The chatter is a riot, by turns glib and pithy. Fisher's writing has been compared to that of Martin Amis and P.G. Wodehouse, and the ghost of Dorothy Parker smiles on it as well. One measure of her talent is how vividly she evokes craziness while no longer being certifiable. Suzanne/Carrie plunges deep into her emotional swamp with the bravado of an Olympian somersaulting off the high board. It isn't a secret that Bryan Lourd, the Creative Artists Agency managing director who is the father of Fisher's 11-year-old daughter, left her for a man or that she was loony enough to occupy a room at the bin during a psychotic breakdown. Since "Postcards," the literature of addiction and recovery has exploded. Behavior that once stigmatized now provides a credential. Nevertheless, Fisher's candor can be startling. How can she be so open? Didn't she worry that some people would find manic depression unappealing?

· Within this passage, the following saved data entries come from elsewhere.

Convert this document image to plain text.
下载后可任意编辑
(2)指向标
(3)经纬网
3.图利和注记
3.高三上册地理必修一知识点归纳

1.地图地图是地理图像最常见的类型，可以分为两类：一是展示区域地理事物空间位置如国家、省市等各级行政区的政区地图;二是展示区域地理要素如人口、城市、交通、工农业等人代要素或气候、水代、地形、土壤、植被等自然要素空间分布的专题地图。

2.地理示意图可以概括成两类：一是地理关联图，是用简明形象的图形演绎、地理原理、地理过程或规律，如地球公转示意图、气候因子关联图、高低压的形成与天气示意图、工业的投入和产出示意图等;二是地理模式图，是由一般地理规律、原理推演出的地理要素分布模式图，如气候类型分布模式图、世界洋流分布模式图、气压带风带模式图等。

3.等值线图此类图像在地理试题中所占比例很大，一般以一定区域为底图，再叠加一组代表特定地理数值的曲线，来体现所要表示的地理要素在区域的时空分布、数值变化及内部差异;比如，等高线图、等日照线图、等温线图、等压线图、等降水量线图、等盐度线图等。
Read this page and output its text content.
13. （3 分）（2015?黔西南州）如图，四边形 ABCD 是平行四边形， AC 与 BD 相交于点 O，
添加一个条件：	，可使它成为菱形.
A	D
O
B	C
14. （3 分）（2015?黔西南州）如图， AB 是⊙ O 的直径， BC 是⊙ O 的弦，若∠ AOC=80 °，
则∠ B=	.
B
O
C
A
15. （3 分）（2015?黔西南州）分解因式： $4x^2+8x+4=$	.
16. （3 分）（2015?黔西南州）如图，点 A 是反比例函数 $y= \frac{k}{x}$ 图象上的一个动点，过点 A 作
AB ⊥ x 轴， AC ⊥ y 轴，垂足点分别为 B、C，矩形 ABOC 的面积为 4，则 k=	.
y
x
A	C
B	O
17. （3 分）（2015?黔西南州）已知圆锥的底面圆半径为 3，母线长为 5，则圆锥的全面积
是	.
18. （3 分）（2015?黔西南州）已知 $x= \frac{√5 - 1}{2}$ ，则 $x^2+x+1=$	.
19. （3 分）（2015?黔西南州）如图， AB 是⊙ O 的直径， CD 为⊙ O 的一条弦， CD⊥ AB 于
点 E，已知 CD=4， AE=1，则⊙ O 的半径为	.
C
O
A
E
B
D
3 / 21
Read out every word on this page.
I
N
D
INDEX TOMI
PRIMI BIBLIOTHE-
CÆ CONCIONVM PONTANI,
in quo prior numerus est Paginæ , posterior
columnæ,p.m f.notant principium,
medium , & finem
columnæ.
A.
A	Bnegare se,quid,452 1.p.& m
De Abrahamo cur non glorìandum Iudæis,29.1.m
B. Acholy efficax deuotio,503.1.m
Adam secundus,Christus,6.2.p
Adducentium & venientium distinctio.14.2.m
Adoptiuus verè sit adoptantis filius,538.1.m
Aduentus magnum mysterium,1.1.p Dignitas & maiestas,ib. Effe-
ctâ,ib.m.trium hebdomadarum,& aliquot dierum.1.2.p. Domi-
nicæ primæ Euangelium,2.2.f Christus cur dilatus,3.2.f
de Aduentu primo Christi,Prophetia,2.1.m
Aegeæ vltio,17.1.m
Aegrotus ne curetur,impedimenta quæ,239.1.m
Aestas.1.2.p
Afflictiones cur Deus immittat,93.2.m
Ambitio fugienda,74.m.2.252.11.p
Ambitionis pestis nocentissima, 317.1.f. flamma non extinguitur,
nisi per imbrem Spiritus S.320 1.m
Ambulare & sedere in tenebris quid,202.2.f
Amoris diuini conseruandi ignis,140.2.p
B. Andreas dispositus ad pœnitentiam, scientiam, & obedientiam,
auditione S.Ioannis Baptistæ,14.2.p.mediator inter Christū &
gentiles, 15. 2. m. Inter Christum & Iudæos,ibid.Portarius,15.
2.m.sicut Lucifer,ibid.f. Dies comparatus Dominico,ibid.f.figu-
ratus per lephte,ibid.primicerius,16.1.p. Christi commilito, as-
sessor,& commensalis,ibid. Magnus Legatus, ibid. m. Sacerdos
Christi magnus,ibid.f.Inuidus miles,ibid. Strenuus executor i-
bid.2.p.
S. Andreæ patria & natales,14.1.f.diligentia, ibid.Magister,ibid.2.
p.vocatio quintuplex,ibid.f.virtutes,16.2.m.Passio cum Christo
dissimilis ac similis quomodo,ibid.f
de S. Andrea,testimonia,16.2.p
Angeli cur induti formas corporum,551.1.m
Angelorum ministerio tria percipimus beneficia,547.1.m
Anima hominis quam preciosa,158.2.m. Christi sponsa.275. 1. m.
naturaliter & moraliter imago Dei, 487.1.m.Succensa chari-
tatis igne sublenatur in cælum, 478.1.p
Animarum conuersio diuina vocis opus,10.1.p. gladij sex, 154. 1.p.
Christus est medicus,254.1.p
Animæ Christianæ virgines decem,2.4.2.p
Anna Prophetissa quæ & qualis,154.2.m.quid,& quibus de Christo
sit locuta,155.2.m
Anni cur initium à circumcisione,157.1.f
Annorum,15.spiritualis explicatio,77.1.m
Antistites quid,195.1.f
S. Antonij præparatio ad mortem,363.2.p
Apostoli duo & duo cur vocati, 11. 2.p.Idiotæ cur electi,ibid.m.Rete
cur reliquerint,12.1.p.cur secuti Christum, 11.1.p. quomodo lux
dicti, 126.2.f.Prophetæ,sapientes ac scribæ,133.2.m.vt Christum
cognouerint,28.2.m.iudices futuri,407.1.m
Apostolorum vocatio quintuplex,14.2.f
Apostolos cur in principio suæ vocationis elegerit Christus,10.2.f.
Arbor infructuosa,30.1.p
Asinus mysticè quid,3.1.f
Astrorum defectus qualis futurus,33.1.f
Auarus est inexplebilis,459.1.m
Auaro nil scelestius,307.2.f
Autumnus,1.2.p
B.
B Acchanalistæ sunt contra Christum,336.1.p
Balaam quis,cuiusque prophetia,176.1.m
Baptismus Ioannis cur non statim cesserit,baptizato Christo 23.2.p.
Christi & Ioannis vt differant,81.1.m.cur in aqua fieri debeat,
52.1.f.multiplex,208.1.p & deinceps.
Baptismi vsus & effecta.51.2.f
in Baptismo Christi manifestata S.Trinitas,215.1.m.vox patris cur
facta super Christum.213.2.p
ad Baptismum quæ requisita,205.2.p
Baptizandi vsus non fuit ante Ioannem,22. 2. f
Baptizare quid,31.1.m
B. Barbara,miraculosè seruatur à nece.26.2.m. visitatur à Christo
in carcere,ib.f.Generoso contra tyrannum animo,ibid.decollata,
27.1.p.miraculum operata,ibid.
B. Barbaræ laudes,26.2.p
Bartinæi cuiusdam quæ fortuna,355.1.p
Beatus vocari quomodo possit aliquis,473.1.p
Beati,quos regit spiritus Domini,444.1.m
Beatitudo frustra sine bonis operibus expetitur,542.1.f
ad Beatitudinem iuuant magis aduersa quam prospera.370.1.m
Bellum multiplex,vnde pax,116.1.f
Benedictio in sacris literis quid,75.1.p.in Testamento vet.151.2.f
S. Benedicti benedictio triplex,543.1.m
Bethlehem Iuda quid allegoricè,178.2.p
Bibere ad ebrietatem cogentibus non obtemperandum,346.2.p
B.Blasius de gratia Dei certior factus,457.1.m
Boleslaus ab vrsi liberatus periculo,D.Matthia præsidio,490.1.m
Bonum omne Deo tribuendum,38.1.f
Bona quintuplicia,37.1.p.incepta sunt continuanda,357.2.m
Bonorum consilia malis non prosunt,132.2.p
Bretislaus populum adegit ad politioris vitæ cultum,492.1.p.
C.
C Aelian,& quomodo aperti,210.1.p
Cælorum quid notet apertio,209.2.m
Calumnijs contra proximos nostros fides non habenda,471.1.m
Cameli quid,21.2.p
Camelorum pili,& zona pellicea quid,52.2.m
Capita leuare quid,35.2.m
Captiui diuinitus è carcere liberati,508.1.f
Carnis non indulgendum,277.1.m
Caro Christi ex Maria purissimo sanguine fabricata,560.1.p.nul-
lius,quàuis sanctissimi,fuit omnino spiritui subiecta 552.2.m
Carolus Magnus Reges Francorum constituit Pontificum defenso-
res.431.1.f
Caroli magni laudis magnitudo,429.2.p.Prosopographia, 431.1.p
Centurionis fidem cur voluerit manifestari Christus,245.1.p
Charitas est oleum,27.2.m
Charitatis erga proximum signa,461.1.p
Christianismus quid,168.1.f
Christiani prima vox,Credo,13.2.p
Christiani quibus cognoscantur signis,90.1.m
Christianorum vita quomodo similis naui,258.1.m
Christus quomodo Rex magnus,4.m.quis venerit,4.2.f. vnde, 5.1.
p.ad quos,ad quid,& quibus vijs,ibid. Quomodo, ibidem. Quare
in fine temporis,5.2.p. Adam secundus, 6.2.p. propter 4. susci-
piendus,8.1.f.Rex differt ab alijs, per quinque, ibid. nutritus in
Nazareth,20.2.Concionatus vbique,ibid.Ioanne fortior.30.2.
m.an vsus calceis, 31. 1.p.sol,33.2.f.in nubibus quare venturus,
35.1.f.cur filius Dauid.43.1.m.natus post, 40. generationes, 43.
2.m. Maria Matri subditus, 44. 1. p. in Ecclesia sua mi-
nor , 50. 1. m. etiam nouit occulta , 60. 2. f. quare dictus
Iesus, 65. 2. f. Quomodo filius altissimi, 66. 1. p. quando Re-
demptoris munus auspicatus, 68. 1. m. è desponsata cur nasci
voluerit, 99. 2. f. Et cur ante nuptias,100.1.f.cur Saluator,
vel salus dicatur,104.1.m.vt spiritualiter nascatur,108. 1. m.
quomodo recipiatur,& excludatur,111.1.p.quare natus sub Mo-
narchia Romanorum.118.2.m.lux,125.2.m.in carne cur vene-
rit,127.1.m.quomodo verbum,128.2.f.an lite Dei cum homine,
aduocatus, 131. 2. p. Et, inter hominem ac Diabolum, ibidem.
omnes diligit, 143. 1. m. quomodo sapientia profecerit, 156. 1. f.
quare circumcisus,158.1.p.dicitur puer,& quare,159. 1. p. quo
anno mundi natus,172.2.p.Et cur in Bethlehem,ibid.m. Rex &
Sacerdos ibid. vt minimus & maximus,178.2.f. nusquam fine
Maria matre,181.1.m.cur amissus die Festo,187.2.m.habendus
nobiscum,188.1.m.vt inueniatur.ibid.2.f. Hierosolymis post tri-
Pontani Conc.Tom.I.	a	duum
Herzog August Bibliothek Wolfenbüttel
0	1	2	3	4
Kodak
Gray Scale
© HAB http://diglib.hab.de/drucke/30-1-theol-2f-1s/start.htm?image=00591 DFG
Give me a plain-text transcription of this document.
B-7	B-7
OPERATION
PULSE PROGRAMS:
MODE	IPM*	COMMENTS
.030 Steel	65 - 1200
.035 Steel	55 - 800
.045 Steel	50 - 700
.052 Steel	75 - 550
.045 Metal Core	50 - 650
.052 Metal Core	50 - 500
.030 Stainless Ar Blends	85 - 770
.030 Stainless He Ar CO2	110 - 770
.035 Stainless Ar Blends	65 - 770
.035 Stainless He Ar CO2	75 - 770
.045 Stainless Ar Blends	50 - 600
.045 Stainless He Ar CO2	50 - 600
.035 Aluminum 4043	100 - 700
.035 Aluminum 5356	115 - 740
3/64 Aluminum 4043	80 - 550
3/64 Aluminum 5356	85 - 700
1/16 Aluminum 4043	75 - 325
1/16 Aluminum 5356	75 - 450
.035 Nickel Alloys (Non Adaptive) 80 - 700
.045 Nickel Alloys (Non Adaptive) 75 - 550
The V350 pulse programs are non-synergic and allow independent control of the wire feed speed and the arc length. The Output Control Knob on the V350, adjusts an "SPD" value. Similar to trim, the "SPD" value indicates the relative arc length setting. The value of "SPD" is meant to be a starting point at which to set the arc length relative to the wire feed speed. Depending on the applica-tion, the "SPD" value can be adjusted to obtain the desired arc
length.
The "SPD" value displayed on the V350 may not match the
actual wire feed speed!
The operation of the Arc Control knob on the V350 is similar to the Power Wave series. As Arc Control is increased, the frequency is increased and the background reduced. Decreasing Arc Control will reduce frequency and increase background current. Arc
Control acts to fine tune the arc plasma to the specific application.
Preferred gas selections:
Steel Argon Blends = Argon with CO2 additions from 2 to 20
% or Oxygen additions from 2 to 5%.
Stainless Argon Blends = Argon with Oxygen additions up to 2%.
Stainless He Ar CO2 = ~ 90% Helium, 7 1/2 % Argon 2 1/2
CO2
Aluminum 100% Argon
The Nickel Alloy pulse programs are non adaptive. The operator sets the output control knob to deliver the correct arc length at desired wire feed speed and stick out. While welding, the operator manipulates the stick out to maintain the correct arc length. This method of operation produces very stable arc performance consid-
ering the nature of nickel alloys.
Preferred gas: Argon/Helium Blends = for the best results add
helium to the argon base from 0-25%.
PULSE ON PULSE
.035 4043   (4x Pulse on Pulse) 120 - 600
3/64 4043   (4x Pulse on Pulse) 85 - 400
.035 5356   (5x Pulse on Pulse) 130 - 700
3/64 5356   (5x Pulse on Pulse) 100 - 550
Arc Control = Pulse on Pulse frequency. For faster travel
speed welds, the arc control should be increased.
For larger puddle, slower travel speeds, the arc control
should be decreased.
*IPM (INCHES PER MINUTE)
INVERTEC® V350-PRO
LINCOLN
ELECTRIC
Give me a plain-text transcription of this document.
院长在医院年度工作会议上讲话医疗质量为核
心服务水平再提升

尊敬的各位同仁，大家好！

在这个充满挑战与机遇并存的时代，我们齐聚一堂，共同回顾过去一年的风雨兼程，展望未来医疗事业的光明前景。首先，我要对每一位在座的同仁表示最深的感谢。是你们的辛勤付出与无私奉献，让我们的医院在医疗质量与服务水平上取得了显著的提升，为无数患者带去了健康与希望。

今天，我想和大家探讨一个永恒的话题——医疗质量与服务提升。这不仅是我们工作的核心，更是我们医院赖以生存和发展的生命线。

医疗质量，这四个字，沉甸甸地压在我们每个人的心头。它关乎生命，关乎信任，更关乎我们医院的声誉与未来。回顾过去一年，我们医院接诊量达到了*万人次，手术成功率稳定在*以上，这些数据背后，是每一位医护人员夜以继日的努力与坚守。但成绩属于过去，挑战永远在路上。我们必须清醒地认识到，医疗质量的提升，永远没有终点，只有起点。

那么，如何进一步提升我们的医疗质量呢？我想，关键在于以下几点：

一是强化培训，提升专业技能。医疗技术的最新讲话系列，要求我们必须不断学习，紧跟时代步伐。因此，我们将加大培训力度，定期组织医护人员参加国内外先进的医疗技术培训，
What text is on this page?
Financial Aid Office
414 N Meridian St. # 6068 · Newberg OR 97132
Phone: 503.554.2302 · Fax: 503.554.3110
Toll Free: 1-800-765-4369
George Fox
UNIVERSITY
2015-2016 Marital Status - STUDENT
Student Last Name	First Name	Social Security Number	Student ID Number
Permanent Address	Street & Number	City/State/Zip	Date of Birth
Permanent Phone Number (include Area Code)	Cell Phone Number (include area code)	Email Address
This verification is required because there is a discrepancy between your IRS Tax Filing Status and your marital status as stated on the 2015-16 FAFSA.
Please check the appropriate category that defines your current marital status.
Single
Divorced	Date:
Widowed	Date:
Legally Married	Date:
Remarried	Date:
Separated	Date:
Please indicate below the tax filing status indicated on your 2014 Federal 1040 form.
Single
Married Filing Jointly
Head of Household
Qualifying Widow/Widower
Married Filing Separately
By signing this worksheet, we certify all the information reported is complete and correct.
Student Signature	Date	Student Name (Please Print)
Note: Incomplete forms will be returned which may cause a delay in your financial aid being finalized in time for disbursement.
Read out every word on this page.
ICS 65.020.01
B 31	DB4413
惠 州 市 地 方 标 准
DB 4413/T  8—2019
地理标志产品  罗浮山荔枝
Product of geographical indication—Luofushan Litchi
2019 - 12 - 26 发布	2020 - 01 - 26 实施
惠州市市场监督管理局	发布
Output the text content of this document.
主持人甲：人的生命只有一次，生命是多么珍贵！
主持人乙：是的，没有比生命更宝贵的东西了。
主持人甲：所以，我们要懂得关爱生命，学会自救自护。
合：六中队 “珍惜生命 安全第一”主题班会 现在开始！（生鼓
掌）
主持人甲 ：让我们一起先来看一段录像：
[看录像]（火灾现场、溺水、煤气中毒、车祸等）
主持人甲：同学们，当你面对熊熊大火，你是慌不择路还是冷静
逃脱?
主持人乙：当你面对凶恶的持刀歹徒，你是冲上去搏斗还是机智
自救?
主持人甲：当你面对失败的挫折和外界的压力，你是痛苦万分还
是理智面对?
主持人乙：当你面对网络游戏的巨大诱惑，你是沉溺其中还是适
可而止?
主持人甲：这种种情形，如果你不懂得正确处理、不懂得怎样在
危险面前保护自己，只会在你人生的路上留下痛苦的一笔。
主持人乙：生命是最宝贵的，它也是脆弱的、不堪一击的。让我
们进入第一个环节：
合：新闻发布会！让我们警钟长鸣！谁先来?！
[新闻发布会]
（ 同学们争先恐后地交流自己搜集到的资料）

"I find it unappealing," she says. "But there is a part of this illness that is funny. I don't understand the stigma. I understand funny. It is what I do. Because I have the sense of humor I have, things don't prey on me long. And that's why I have it. If I didn't, I would be ... in pain. If my life weren't funny, it would just be true, and that would be unacceptable."